Mnangagwa Promises National Documents To Gukurahundi Victims
President Emmerson Mnangagwa has said his government is going to expedite the provision of national identity documents such as birth certificates and ID cards to communities that were affected by Gukurahundi.
Gukurahundi is a term used to refer to a military operation carried out by the North Korean-trained 5th Brigade of the Zimbabwe National Army in Matabeleland and Midlands in the 1980s which resulted in the death of an estimated 20 000 Ndebele people.
Writing in his weekly column in The Sunday News, Mnangagwa said those affected by Gukurahundi were right in feeling that they were being marginalised. He said:
In my interaction with many rural communities, especially in those areas affected by disturbances which visited us in the early years of our Independence, it became very clear to me that many of our citizens did not have birth certificates, or identity cards, let alone passports.
Those affected felt they lived on the margins of citizenship, and rightly so.
For families in communities affected by the early disturbances, this amounted to a healing delay, indeed a painful reminder of the trauma they had endured and lived through, a pain which continued to manifest through their failure to access these key national documents.
Investigations revealed that this unhappy state of affairs owed to many factors, among them the onerous and rigid registration requirements the authorities demanded issuance of these vital documents by which citizenship is either validated or rendered nominal or even denied, depending on access.

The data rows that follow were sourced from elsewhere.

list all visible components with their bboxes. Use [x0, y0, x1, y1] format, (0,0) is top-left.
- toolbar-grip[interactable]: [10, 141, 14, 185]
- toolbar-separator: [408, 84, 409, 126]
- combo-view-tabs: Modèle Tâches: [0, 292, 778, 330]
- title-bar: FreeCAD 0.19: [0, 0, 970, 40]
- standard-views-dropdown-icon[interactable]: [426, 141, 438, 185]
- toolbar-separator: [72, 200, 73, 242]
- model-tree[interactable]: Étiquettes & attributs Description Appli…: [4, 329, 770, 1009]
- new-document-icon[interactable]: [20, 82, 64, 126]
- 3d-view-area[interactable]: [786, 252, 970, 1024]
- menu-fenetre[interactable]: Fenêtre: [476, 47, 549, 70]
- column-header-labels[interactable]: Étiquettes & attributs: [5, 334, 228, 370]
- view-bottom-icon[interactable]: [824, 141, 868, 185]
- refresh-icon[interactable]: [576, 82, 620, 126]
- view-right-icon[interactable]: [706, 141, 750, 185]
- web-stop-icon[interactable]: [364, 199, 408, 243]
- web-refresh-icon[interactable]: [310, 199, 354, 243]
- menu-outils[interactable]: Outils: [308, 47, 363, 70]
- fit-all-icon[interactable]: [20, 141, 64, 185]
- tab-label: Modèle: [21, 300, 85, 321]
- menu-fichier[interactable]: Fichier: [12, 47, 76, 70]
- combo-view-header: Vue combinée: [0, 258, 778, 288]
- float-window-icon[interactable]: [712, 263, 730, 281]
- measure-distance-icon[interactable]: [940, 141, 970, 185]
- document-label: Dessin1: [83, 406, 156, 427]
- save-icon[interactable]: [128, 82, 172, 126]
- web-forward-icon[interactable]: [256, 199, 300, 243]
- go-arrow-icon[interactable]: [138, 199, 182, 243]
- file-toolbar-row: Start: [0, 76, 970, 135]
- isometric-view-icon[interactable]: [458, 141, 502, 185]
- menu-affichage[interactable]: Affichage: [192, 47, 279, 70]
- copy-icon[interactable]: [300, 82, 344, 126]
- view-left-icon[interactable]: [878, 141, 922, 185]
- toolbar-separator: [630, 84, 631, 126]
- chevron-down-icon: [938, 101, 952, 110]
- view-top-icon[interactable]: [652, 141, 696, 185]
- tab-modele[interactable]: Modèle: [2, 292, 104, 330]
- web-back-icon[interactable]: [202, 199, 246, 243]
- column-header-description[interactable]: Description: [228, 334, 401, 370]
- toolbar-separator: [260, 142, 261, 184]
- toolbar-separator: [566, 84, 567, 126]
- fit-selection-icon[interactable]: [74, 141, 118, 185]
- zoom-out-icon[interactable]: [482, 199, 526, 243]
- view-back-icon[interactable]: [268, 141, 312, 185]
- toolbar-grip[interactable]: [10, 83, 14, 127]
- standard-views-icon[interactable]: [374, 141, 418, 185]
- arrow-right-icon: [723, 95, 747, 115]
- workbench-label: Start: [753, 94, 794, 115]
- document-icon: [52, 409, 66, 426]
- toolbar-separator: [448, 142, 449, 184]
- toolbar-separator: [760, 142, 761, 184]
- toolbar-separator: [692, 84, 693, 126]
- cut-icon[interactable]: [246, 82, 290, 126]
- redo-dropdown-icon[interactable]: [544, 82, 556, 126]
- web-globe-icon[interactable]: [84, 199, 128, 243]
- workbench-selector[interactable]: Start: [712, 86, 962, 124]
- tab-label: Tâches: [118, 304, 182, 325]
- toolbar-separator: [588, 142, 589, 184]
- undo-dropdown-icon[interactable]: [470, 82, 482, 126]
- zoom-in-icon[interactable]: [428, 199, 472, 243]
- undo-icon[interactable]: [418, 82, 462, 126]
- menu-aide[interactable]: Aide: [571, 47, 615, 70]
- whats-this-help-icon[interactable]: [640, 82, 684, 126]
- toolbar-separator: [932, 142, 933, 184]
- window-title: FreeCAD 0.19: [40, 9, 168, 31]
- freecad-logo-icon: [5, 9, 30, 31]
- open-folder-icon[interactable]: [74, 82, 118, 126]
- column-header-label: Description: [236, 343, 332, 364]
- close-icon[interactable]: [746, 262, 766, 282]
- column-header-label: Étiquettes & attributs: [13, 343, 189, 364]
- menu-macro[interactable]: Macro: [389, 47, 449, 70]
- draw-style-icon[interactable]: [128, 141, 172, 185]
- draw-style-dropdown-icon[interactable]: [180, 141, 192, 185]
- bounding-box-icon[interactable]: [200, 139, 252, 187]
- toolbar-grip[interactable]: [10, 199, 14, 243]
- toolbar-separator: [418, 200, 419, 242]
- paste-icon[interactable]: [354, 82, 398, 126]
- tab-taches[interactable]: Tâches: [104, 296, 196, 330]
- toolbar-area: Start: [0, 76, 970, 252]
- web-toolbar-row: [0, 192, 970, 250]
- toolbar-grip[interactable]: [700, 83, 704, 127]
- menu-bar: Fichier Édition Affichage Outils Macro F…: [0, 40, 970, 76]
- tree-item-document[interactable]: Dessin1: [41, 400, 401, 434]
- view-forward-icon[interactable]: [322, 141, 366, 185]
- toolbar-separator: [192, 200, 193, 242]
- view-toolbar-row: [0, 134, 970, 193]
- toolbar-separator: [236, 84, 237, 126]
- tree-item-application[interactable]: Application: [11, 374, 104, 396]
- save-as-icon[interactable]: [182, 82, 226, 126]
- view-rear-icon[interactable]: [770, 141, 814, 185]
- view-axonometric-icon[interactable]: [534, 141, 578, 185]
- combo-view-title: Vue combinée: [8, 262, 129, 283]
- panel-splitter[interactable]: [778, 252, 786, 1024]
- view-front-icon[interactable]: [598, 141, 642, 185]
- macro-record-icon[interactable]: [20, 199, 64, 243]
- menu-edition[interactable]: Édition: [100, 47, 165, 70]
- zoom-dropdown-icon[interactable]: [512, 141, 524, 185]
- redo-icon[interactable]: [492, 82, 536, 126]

The other reasons related to costs which both a centralised and city-centred service imposed on those who needed the service the most, yet afforded the costs of getting it the least.
We resolved the matter through a series of decisions which, among other measures, simplified requirements for issuance of documents; measures which brought the service closer to communities through mobile registration and issuance units, and through decentralisation and making the registration process free.
I am now happy that access to birth certificates and national identity cards has vastly improved, with many who had lived in the twilight zone of citizenship feeling they now belong and are empowered.